I’m harping on this, but it’s indicative of a show that is, so far at least, incapable of building a world that feels like more than just a collection of clichés from other shows and movies. Even when it’s not being cliched, there’s an unreality that makes it hard to engage with the material.

Take the scene where Leroy Hanlon, a major brought in as part of a secret military project, is assaulted by two men in gas masks in the middle of the night demanding he tell them state secrets. Hanlon refuses, and with the help of a friend manages to fight them off. My guess is that this is just an effort by his superiors to make sure Hanlon is worth trusting with the real project they’re working on (which will probably have something to do with killer mutant bat thing), but what’s bizarre is that neither men show any urgency after their assailants run off. No immediate “We need to sound the alarm because there are enemy agents on the base,” just a “whoa, that was wild!” as if nothing in the world exists outside of the room they’re in. It’s easy to gloss over, but moments like this—unreality with no real purpose other than writers not bothering to think things through—dominate the episode, making those times without anything nasty to focus on ring hollow and forced.
It will be interesting to see how this develops going forward. I’ll be surprised if Welcome To Derry ever becomes a good show, let alone a great one, but the nastiness and the inventiveness of the episode’s two big setpieces were enough to make me not regret watching it. As mentioned, I have my reservations about the whole “killing three kids who were set up to be main characters” bit, but it could work. And even if it doesn’t, I am always up for some creative horror trash.
Stray observations
- I think I’ll be able to enjoy this one more if I don’t associate it with the novel, but there are a couple of nods here worth mentioning. Lilly, the girl with the dead dad, swaps a charm with Matty, the soon to be dead kid, and gets a turtle in exchange; the Turtle is important to IT’s cosmic mythology, although I’ll be surprised if any of that figures in here. Teddy, the extremely Jewish kid who gets shredded in the final scene, is Teddy Uris; I’m guessing his brother will grow up to be Stan’s dad. And of course there’s Leroy Hanlon, Mike’s grandfather.
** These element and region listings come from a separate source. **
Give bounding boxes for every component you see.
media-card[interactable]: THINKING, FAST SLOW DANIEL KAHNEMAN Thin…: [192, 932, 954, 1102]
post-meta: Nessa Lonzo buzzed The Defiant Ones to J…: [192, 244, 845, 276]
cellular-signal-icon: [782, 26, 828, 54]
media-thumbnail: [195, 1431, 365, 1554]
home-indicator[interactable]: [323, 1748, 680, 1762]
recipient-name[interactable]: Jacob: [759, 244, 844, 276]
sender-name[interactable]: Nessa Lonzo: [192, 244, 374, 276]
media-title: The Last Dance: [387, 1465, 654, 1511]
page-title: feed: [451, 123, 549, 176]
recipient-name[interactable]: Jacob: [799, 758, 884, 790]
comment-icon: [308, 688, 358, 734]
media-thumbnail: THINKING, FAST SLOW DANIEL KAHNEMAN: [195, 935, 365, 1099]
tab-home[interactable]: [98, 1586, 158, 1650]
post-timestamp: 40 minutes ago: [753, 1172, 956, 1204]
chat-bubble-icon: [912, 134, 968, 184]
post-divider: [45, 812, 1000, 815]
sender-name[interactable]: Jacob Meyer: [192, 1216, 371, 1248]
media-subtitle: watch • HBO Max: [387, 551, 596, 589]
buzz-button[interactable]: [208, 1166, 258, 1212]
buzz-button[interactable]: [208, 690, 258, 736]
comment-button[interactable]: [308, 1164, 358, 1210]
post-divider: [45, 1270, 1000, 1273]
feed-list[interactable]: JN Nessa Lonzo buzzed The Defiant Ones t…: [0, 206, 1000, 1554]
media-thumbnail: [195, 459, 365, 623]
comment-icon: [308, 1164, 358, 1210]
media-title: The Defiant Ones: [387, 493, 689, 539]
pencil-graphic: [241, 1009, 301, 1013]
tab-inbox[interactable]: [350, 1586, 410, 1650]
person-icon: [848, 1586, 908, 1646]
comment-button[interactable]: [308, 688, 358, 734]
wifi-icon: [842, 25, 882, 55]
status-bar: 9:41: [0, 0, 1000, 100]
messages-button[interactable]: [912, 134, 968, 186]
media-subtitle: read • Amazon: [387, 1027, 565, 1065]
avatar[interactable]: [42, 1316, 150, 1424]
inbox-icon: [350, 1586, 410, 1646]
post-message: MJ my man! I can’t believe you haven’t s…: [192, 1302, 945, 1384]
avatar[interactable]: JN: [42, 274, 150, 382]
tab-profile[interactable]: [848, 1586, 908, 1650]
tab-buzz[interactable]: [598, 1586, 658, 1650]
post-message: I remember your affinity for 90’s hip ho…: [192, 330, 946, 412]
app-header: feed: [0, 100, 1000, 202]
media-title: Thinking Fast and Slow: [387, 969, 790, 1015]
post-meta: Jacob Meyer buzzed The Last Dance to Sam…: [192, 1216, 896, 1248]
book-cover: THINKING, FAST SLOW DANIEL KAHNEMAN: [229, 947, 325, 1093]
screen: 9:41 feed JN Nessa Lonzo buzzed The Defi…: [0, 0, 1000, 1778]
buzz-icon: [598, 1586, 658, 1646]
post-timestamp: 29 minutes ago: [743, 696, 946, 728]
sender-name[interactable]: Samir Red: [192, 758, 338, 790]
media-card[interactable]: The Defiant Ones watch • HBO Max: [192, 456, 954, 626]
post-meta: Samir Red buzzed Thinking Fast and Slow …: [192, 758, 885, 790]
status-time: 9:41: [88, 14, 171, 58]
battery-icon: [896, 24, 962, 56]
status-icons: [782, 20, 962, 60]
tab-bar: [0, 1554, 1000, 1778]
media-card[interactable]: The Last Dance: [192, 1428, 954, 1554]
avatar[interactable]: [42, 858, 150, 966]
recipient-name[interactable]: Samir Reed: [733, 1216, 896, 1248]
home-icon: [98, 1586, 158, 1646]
The scene where Matty talks to Lilly through the tub drain is a riff on a similar scene in the novel, worth mentioning here if only because the other horror sequences are entirely new.
- This is an incredibly small nitpick, but: when the kids do research about Matty’s disappearance, the newspaper article says that a girl (Ronnie Grogan, the other survivor) was the last person to see him alive. It’s necessary that the article says this, because it leads to the kids seeking out Ronnie to ask what happened, but in the opening scene, it’s actually the pissy usher who’s the last person to see Matty, chasing him out of the building and threatening him.
- I don’t understand why Lilly’s dad died in a pickle factory. Maine is not really famous for its pickles. It is known for lumber mills, which is something that would actually make this feel more like a real place.
- The design of the bat monster thing, with its second head poking out of its chest, is cool. And I really did enjoy the cold open; it wasn’t very Pennywise (It changes shape at a whim, but it rarely does groups), but it was surprising and upsetting in the best ways.